70 sayfalık Arkadaşlıktaki Saadete Dair, iki önemli meseleyi dert ediniyor. Bunlardan biri günümüzde arkadaşlık kurmanın gittikçe zorlaşması, diğeriyse kurulan arkadaşlıkları sürdürebilmenin önemi. Bu iki mesele arasında ise şu sorulara cevap aranıyor yazar tarafından: Gerçek bir arkadaş nasıl olmalıdır? Arkadaşlığın farklı türleri nelerdir? Kişinin çok arkadaşının olması iyi ya da gerekli bir şey midir? Nasıl arkadaş edinilir? Arkadaşlığa özen göstermek neleri kapsar? Ömür boyu arkadaş kalmak mümkün müdür? Arkadaşlık ilişkisi duygusal, manevi ve zihinsel olarak bize ne kazandırır? Arkadaşlıkta yaşanan sorunlar nasıl aşılır? Kendimizle arkadaş olmak ne demektir ve gerekli midir? Samimiyet, yakınlık ve ilgi, arkadaşlığın olmazsa olmazları mıdır? Arkadaşsız kalmak hayatımızda nasıl bir yoksunluğa yol açar?

'Bütün hayal kırıklıklarının telafisi' olan internet, arkadaşlık konusunda da son derece etkili bir konumda yer alıyor. Gün geçtikçe imrenilen arkadaşlıkları, nefret edilecek arkadaşları, doğru-düzgün bir arkadaş bulabilmenin ya da bulamamanın sebeplerini internette arıyoruz, buluyoruz. Belki de bulduğumuzu zannediyoruz. "Arkadaşlık, şayet araya bir fecaat girmezse, yaşam boyu idi bir vakitler; modernliğin seyri içindeyse, tıpkı aşktaki gibi, yaşamın bir bölümüyle sınırlı bir ilişkiye dönüştü, ancak birbirini gözden kaybedene kadar sürüyor." diyor Schmid. Dolayısıyla internetin dışında kentsel dönüşümün, aile ve akrabalık ilişkilerinin zedelenmesinin de arkadaşlık kavramını bir kenara sıkıştırdığı söylenebilir rahatlıkla. 'Toplumsal yalnızlaşma tehdidi' bir ucu keskinliğinden parıldayan bir balta gibi gidip geliyor arkadaşlıkların üzerinde. Tamamen mecburiyetten kurulan ilişkiler, 'kendinden kaçan'ların bir sığınak olarak gördüğü ilişkiler, sömürge tipi ilişkiler, başlarda samimi olup gittikçe alışverişe dönen ilişkiler... Artık yüzlerce arkadaşlık türünden bahsetmek mümkün...

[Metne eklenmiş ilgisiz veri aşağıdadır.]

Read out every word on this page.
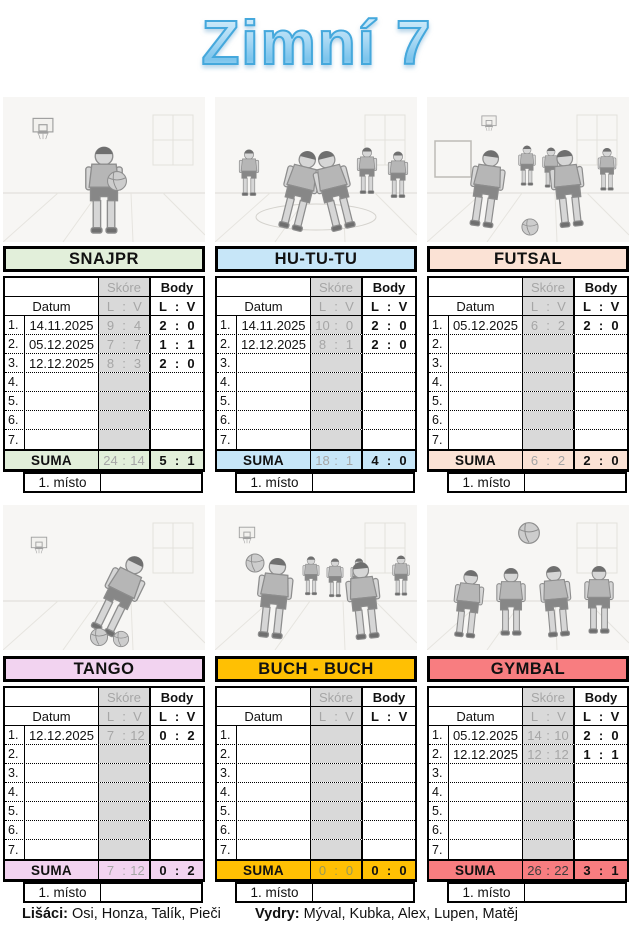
Zimní 7
SNAJPR
Skóre	Body
Datum	L : V	L : V
1. 14.11.2025	9 : 4	2 : 0
2. 05.12.2025 7 : 7	1 : 1
3. 12.12.2025 8 : 3	2 : 0
4.
5.
6.
7.
SUMA	24 : 14	5 : 1
1. místo
HU-TU-TU
Skóre	Body
Datum	L : V	L : V
1. 14.11.2025 10 : 0	2 : 0
2. 12.12.2025 8 : 1	2 : 0
3.
4.
5.
6.
7.
SUMA	18 : 1	4 : 0
1. místo
FUTSAL
Skóre	Body
Datum	L : V	L : V
1. 05.12.2025 6 : 2	2 : 0
2.
3.
4.
5.
6.
7.
SUMA	6 : 2	2 : 0
1. místo
TANGO
Skóre	Body
Datum	L : V	L : V
1. 12.12.2025 7 : 12	0 : 2
2.
3.
4.
5.
6.
7.
SUMA	7 : 12	0 : 2
1. místo
BUCH - BUCH
Skóre	Body
Datum	L : V	L : V
1.
2.
3.
4.
5.
6.
7.
SUMA	0 : 0	0 : 0
1. místo
GYMBAL
Skóre	Body
Datum	L : V	L : V
1. 05.12.2025 14 : 10	2 : 0
2. 12.12.2025 12 : 12	1 : 1
3.
4.
5.
6.
7.
SUMA	26 : 22	3 : 1
1. místo
Lišáci: Osi, Honza, Talík, Pieči Vydry: Mýval, Kubka, Alex, Lupen, Matěj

Schmid bunca kalabalık ve karmaşık arkadaşlık stratejileri arasından üç türlüsünü önemsiyor. Zevk arkadaşlığı, fayda arkadaşlığı ve hakiki arkadaşlıklar. Kolaylıkla anlaşılabileceği gibi ilk iki tür, ömürlük değil dönemlik arkadaşlıkları ilgilendiriyor. Zira zevkler ve faydalar sona erince arkadaşlık da bitiyor. Ancak hakiki arkadaşlık cefayı, sefayı, vefayı bir bütün olarak kucaklayıp esas dostluğun temelini kuvvetlendiriyor. Hakiki arkadaşlık, hakiki dostlukların arka bahçesini hazırlıyor. Burada Schmid, çok önemli bir konuya da değiniyor: Hakiki bir arkadaşlık kurmaya çalışmadan önce, kişinin kendini keşfetmesinin önemi: "Her arkadaşlığın temelinde, insanın kendisiyle arkadaş olması yatar."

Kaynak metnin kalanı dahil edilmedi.